Fatores que Influenciam o Consumo
De acordo com a CNC, a elevada taxa Selic, juntamente com a incerteza em relação ao emprego, tem limitado o apetite das famílias por compras. José Roberto Tadros, presidente da CNC, comentou que, apesar dos baixos índices de desemprego, a pesquisa reflete uma percepção de insegurança em relação aos próximos meses. Esse fator tem levado as famílias a consumirem menos, buscando assim controlar as dívidas já acumuladas.
Componentes do ICF
Nenhum dos sete componentes do ICF apresentou uma melhora entre setembro e outubro:
- Emprego atual: recuou 0,6%, alcançando 124,6 pontos.
- Renda atual: caiu 0,1%, para 121,1 pontos.
- Nível de consumo atual: diminuiu 1,6%, marcando 87,4 pontos.
- Perspectiva profissional: retraiu 1,6%, totalizando 111,0 pontos.
- Perspectiva de consumo: caiu 1,0%, ficando em 102,8 pontos.
- Acesso ao crédito: manteve-se estável em 95,2 pontos.
- Momento para aquisição de bens duráveis: também não variou, permanecendo em 64,1 pontos.
Perspectivas do Consumidor
Os dados coletados em outubro reforçam a cautela dos consumidores. A necessidade de crédito para sustentar o consumo continua estimulando o comércio no curto prazo, mas a taxa Selic elevada impacta a inadimplência e reduz esse movimento.
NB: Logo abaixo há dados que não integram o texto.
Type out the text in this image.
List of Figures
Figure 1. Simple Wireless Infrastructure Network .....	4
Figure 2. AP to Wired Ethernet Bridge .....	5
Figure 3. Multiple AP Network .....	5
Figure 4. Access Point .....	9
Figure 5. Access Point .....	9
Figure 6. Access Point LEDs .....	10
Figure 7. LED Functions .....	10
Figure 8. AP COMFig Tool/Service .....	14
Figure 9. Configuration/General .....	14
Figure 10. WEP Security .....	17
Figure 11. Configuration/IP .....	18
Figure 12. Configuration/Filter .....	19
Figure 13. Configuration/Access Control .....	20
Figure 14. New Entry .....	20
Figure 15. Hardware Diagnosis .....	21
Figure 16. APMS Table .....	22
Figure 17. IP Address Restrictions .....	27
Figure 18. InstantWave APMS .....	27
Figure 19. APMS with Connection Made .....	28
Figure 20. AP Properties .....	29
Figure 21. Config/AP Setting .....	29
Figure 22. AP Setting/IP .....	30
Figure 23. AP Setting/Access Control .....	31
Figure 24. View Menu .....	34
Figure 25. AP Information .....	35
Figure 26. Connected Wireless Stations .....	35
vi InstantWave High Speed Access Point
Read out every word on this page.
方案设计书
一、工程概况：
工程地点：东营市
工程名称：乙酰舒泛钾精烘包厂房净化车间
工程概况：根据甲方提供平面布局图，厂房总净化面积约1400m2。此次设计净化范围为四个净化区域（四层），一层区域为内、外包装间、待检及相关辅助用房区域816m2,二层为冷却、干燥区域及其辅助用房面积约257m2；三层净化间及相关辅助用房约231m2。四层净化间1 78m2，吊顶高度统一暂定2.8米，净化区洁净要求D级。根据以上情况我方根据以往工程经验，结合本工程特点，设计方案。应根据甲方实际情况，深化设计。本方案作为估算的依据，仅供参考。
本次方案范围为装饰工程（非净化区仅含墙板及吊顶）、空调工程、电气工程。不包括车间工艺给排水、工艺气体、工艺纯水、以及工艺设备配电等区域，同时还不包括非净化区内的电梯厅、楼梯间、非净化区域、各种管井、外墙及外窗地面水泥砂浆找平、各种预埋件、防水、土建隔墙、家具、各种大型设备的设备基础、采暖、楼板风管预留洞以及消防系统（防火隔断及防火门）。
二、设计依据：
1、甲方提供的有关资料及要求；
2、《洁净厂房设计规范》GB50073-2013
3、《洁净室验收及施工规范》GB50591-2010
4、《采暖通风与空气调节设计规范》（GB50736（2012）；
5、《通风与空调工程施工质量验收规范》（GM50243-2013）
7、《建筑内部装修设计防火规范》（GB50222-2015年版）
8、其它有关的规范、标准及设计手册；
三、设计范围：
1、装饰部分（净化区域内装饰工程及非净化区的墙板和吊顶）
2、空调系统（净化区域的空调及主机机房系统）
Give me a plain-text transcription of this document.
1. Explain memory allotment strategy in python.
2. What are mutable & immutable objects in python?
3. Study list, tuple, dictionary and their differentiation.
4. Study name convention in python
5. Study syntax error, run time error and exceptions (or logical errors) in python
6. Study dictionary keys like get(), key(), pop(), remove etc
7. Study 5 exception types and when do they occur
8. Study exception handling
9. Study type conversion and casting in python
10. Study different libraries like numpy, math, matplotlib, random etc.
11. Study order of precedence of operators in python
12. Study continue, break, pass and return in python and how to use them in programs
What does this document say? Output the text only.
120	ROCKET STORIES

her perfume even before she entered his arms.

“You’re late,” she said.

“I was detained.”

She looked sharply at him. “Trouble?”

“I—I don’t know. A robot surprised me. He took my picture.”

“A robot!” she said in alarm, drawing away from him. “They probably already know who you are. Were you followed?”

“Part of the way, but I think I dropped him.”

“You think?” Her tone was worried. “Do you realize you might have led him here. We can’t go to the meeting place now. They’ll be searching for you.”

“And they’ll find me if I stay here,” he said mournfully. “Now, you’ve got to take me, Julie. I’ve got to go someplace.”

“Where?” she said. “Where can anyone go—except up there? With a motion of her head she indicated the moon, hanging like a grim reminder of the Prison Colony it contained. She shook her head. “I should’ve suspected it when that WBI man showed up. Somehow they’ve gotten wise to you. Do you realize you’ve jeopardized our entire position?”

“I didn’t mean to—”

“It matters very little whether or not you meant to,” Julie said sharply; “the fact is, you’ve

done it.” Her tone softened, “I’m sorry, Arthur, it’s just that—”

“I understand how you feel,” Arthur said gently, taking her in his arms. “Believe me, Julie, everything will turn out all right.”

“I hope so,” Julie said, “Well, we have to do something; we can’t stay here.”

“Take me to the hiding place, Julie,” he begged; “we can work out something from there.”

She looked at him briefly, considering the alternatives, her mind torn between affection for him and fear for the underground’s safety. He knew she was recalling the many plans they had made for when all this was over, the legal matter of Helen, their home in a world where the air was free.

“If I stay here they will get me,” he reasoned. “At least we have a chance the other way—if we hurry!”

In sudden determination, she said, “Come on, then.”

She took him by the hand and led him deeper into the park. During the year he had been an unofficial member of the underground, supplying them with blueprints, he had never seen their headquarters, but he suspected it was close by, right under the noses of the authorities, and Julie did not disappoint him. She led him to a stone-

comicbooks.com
A retração na intenção de consumo foi observada em todas as faixas de renda. Entre as famílias com rendimento mensal inferior a 10 salários mínimos, o ICF caiu 0,5%, chegando a 98,6 pontos, o que as coloca na zona de insatisfação. Por outro lado, entre os lares com renda superior a 10 salários mínimos, o recuo foi de 1,0%, resultando em 112,9 pontos.
Impactos no Varejo e Mercado de Ações
A redução na confiança do consumidor poderá afetar negativamente o desempenho do setor varejista nos meses seguintes, com possíveis repercussões sobre o mercado de ações relacionado ao consumo e ao crédito. Em um cenário marcado por taxas de juros elevadas e um alto nível de endividamento, espera-se que o ritmo de expansão do consumo permaneça moderado, o que pode influenciar as expectativas de crescimento do Produto Interno Bruto (PIB) e os rendimentos dos títulos públicos.
Apesar de se manter na zona de otimismo, os resultados da pesquisa indicam que o consumo das famílias continua vulnerável às condições de crédito e à política monetária. Esse contexto financeiro atual sugere que o Banco Central poderá adotar uma postura mais cautelosa antes de considerar cortes na Selic, especialmente diante da desaceleração da demanda interna e das preocupações com a inflação nos serviços.
Conclusão
O cenário atual, com a combinação de fatores como a taxa Selic elevada e a insegurança quanto ao emprego, demonstra um desafio para as famílias brasileiras em relação ao consumo. O ICF reflete essa realidade, evidenciando a necessidade de acompanhamento e análise contínua das condições econômicas, que podem ter um forte impacto sobre o comportamento do consumidor e as tendências do mercado.